Par Philippe Fabry
Nous avons appris aujourd’hui que, après l’escarmouche mortelle qui les a conduites au bord de la guerre, la Chine et l’Inde auraient trouvé un accord de désescalade.
Est-ce à dire que les choses n’iront pas plus loin ? C’est effectivement une possibilité.
Cependant, gardons plusieurs éléments à l’esprit.
D’abord, un accord de désescalade avait déjà été trouvé avant l’escarmouche qui a tué vingt soldats indiens et, semble-t-il, plusieurs dizaines de soldats chinois. La bonne foi soutenant un tel accord n’est donc pas certaine, d’autant moins que l’Inde, comme le renseignement américain, ont décrit le déroulement des événements et affirmé que les Chinois avaient prémédité l’incident, qui avait été ordonné à un haut niveau (le général Zhao Zong Qi, déjà impliqué dans la confrontation du Doklam en 2017).
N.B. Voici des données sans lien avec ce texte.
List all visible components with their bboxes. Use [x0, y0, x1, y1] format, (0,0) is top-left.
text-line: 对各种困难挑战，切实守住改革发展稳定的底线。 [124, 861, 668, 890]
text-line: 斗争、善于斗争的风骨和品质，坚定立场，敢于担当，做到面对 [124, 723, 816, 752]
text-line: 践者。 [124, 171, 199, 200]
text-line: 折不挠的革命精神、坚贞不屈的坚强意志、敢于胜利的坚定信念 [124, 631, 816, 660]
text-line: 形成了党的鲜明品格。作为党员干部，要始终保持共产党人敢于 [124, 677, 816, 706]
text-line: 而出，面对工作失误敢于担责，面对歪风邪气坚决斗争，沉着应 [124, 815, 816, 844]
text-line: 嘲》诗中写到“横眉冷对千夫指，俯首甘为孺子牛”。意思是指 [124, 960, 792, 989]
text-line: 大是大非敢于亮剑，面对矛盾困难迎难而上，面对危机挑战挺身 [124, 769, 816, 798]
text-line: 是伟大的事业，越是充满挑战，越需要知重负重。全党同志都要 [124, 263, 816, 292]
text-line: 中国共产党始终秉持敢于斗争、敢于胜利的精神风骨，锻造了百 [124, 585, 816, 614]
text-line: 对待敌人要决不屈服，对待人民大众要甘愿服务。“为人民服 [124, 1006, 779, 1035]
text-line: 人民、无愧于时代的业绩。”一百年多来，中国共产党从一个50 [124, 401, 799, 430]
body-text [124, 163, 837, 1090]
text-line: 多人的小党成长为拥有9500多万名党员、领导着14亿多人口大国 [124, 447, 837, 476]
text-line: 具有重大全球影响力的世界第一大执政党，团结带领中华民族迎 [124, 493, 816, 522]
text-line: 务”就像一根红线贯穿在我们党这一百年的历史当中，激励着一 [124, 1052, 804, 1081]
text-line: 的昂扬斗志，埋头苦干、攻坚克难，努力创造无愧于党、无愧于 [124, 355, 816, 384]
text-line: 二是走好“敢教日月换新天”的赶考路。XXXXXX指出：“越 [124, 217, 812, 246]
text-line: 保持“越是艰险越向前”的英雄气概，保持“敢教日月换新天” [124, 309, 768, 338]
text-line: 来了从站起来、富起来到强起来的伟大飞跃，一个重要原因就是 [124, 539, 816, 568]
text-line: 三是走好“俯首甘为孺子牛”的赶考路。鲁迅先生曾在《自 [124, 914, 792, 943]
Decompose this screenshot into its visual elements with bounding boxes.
L’ordre venait-il directement de Pékin ou bien y a-t-il encore, en dépit de la puissante mainmise de Xi Jinping sur l’appareil d’Etat chinois, une faction belliciste à l’oeuvre qui cherche l’incident activement ?
Une telle situation nous renvoie encore une fois à l’incident du pont Marco Polo, que j’évoquais dans mon précédent billet, et qui conduisit jadis la puissance à volonté hégémonique en Asie, le Japon, à envahir son voisin moins puissant mais en pleine ascension, la Chine d’alors.
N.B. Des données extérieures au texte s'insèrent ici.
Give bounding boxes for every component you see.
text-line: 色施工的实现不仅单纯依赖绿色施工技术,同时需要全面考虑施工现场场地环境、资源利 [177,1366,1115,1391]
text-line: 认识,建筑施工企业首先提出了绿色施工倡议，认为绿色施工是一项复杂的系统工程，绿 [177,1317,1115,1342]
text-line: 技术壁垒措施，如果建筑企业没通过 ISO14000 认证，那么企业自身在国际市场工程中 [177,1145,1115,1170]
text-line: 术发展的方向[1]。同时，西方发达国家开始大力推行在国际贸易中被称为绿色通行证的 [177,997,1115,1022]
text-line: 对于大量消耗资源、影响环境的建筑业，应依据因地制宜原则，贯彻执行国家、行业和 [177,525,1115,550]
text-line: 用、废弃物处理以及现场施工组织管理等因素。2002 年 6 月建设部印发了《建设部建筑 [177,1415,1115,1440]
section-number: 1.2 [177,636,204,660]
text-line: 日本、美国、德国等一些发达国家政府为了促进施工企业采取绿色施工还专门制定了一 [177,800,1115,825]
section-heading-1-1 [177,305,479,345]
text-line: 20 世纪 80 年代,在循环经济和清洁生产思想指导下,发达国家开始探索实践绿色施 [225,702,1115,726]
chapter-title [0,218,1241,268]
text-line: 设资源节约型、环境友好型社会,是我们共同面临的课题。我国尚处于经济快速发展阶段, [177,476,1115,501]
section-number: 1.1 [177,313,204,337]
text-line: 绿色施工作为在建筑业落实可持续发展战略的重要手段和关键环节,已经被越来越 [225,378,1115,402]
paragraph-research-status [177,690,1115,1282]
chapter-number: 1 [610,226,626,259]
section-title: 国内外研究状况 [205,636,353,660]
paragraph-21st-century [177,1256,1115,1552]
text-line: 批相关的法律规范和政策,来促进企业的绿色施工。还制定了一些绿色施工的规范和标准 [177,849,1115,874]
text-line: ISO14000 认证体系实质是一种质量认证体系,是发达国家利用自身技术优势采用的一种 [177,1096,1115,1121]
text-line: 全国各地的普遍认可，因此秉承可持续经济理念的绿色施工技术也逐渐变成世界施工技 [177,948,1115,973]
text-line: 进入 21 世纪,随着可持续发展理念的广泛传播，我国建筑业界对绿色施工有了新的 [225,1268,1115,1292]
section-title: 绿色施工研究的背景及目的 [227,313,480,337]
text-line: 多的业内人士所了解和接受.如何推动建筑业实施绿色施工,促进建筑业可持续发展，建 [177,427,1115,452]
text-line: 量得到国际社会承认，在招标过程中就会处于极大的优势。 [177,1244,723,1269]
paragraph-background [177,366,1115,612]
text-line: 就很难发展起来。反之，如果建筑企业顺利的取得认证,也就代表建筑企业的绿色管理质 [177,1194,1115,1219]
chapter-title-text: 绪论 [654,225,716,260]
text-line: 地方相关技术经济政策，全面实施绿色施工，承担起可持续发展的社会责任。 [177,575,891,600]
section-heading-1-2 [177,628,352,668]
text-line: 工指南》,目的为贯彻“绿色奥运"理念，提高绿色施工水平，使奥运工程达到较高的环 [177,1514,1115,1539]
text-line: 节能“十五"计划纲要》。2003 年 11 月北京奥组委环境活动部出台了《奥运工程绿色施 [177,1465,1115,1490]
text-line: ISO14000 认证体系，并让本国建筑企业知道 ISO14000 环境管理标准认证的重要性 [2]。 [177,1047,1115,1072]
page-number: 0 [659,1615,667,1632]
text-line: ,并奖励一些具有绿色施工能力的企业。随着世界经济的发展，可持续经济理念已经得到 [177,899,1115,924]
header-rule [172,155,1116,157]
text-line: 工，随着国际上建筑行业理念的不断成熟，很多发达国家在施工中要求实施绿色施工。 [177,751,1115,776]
En effet, on se souviendra que l’expansionnisme nippon fut largement l’oeuvre de bellicistes au sein de l’armée, prenant des décisions autonomes et plaçant le pouvoir impérial devant le fait accompli. Il n’est pas impossible que le même genre de mécaniques soient à l’oeuvre en ce moment dans la manifestation des ambitions chinoises : certes, Xi est un impérialiste, mais il n’est pas certain que la guerre soit le principal instrument dont il entende user en priorité, ce qui n’est peut-être pas le cas de hauts gradés de l’Armée Populaire de Libération.
Et pour filer le parallèle avec l’incident du Pont Marco Polo, il faut se rappeler qu’il y eut une réelle tentative de désescalade entre Japonais et Chinois, et qu’il ne s’agissait pas purement et simplement d’une recherche de prétexte par le Japon, contrairement à l’incident de Mukden qui avait entraîné la conquête de la Mandchourie.
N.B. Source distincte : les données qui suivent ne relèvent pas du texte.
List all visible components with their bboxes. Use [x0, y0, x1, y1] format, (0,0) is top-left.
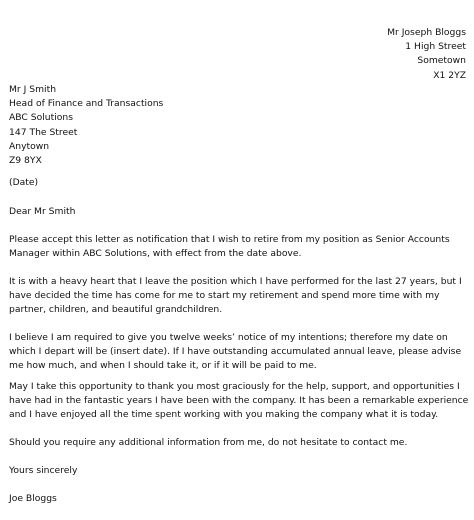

Cette tentative de désescalade fut cependant sabotée par les bellicistes japonais d’une part, et d’autre part par l’activité des rebelles communistes chinois, qui espéraient tirer profit d’un conflit ouvert entre le gouvernement nationaliste chinois du Kuomintang et l’Empire du Japon.
Or la situation actuelle entre Inde et Chine comprend des paramètres très similaire : la région concernée, le Cachemire, est la zone de confrontation principale de l’Inde avec les terroristes manoeuvrés par la République islamique du Pakistan, lequel, se sachant de plus en plus déclassé par rapport à l’Inde, pourrait chercher à entraîner son voisin et puissant allié chinois dans une guerre directe contre l’Inde. Ce n’est certainement pas un hasard si, dans ce contexte, Delhi est en alerte en raison d’une menace terroriste désignée comme imminente.
Harcelée de part et d’autre du Cachemire sous son contrôle par la Chine et le Pakistan, l’Inde pourrait bien perdre ses nerfs en cas d’attaque terroriste d’ampleur. Les soldats indiens, désormais autorisés à faire feu en cas de circonstances exceptionnelles, pourraient bien céder à la nervosité une fois, qui serait de trop.